Brent crude futures fell 8 cents, or 0.1%, to $77.12 a barrel by 0101 GMT. U.S. WTI crude futures were down 13 cents, or 0.2%, at $72.19 a barrel.
Both benchmarks closed at their lowest level since July 6 in the previous session, with WTI seeing four consecutive days of declines.
Voluntary output cuts of about 2.2 million barrels per day (bpd) for the first quarter of 2024 by the Organization of the Petroleum Exporting Countries and allies such as Russia (OPEC+) have failed to support market sentiment, amid scepticism over whether the cuts would be implemented in full.
The cuts include an extension of Saudi and Russian voluntary cuts of 1.3 million bpd.
Comments from Russian deputy prime minister Alexander Novak that OPEC+ was "ready to take additional actions to eliminate speculation and volatility" did not significantly influence market sentiment.

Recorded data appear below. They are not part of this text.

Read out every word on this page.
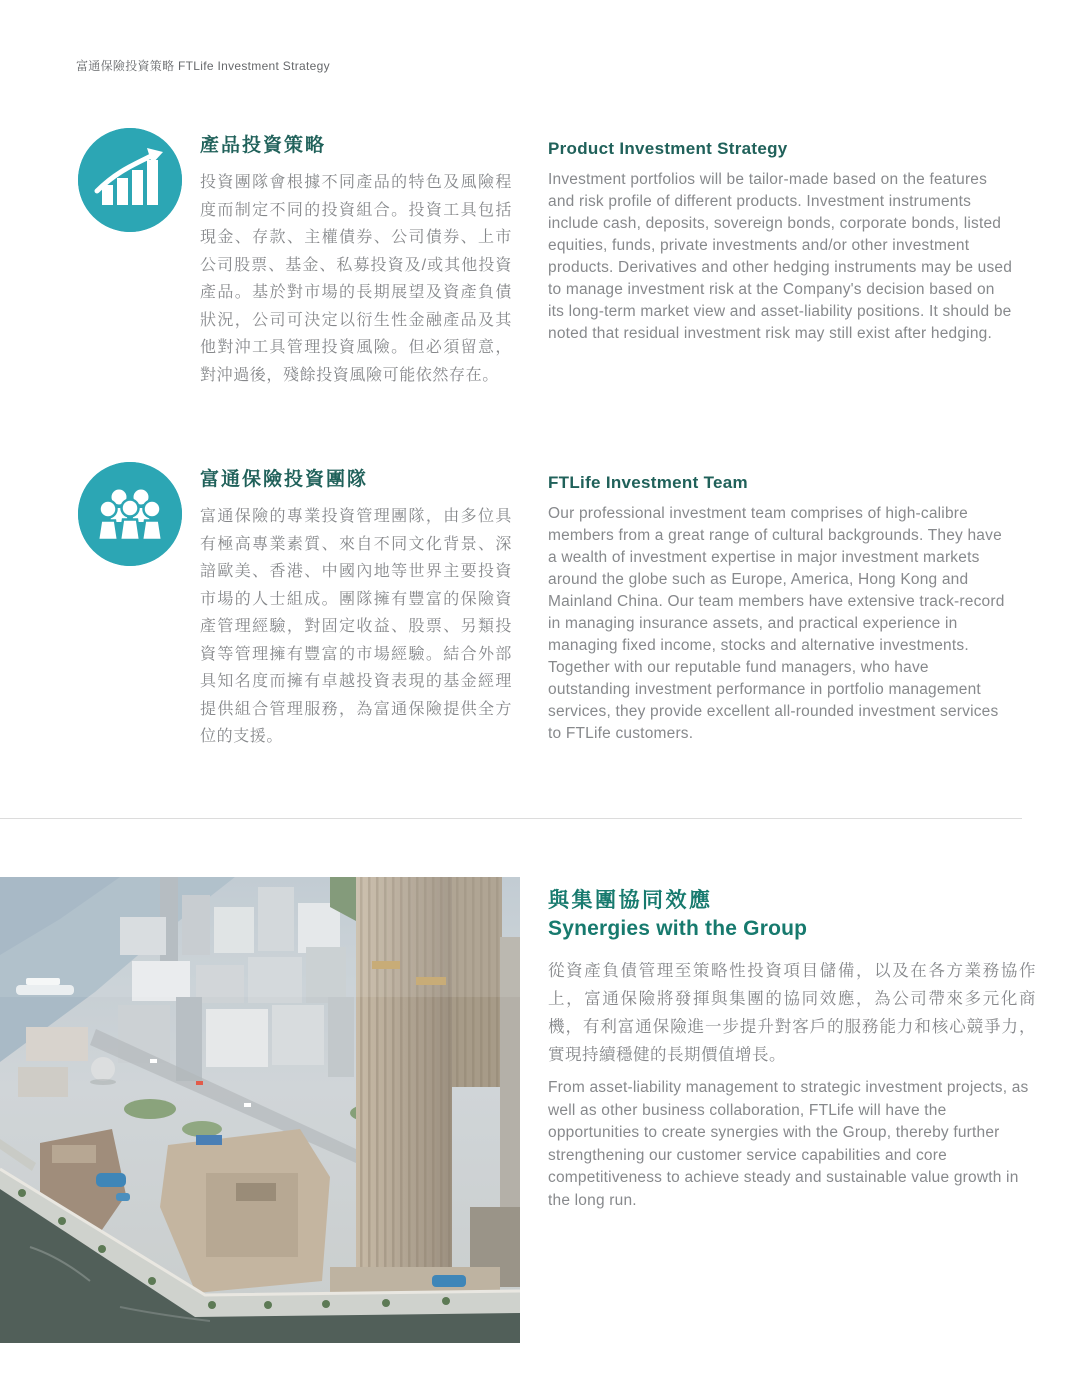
富通保險投資策略 FTLife Investment Strategy
產品投資策略

投資團隊會根據不同產品的特色及風險程度而制定不同的投資組合。投資工具包括現金、存款、主權債券、公司債券、上市公司股票、基金、私募投資及/或其他投資產品。基於對市場的長期展望及資產負債狀況，公司可決定以衍生性金融產品及其他對沖工具管理投資風險。但必須留意，對沖過後，殘餘投資風險可能依然存在。

Product Investment Strategy

Investment portfolios will be tailor-made based on the features and risk profile of different products. Investment instruments include cash, deposits, sovereign bonds, corporate bonds, listed equities, funds, private investments and/or other investment products. Derivatives and other hedging instruments may be used to manage investment risk at the Company's decision based on its long-term market view and asset-liability positions. It should be noted that residual investment risk may still exist after hedging.

富通保險投資團隊

富通保險的專業投資管理團隊，由多位具有極高專業素質、來自不同文化背景、深諳歐美、香港、中國內地等世界主要投資市場的人士組成。團隊擁有豐富的保險資產管理經驗，對固定收益、股票、另類投資等管理擁有豐富的市場經驗。結合外部具知名度而擁有卓越投資表現的基金經理提供組合管理服務，為富通保險提供全方位的支援。

FTLife Investment Team

Our professional investment team comprises of high-calibre members from a great range of cultural backgrounds. They have a wealth of investment expertise in major investment markets around the globe such as Europe, America, Hong Kong and Mainland China. Our team members have extensive track-record in managing insurance assets, and practical experience in managing fixed income, stocks and alternative investments. Together with our reputable fund managers, who have outstanding investment performance in portfolio management services, they provide excellent all-rounded investment services to FTLife customers.

與集團協同效應
Synergies with the Group

從資產負債管理至策略性投資項目儲備，以及在各方業務協作上，富通保險將發揮與集團的協同效應，為公司帶來多元化商機，有利富通保險進一步提升對客戶的服務能力和核心競爭力，實現持續穩健的長期價值增長。

From asset-liability management to strategic investment projects, as well as other business collaboration, FTLife will have the opportunities to create synergies with the Group, thereby further strengthening our customer service capabilities and core competitiveness to achieve steady and sustainable value growth in the long run.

Russian President Vladimir Putin is set to visit key OPEC members Saudi Arabia and the United Arab Emirates on Wednesday for talks that are expected to include oil market cooperation.
Bearish sentiment has also been driven by concerns over China's economic health.
On Tuesday, rating agency Moody's lowered the outlook on China's A1 rating to negative from stable, citing "increased risks related to structurally and persistently lower medium-term economic growth and the ongoing downsizing of the property sector".
China will release preliminary trade data, including crude oil import data, on Thursday.
In the U.S., crude oil and fuel inventories rose in the week to Dec. 1, according to market sources citing American Petroleum Institute figures on Tuesday.
Crude stocks increased by 594,000 barrels, the sources said on condition of anonymity. Gasoline stockpiles gained by 2.8 million barrels, while distillate inventories rose nearly 1.9 million barrels.
U.S. government data on inventories is due on Wednesday.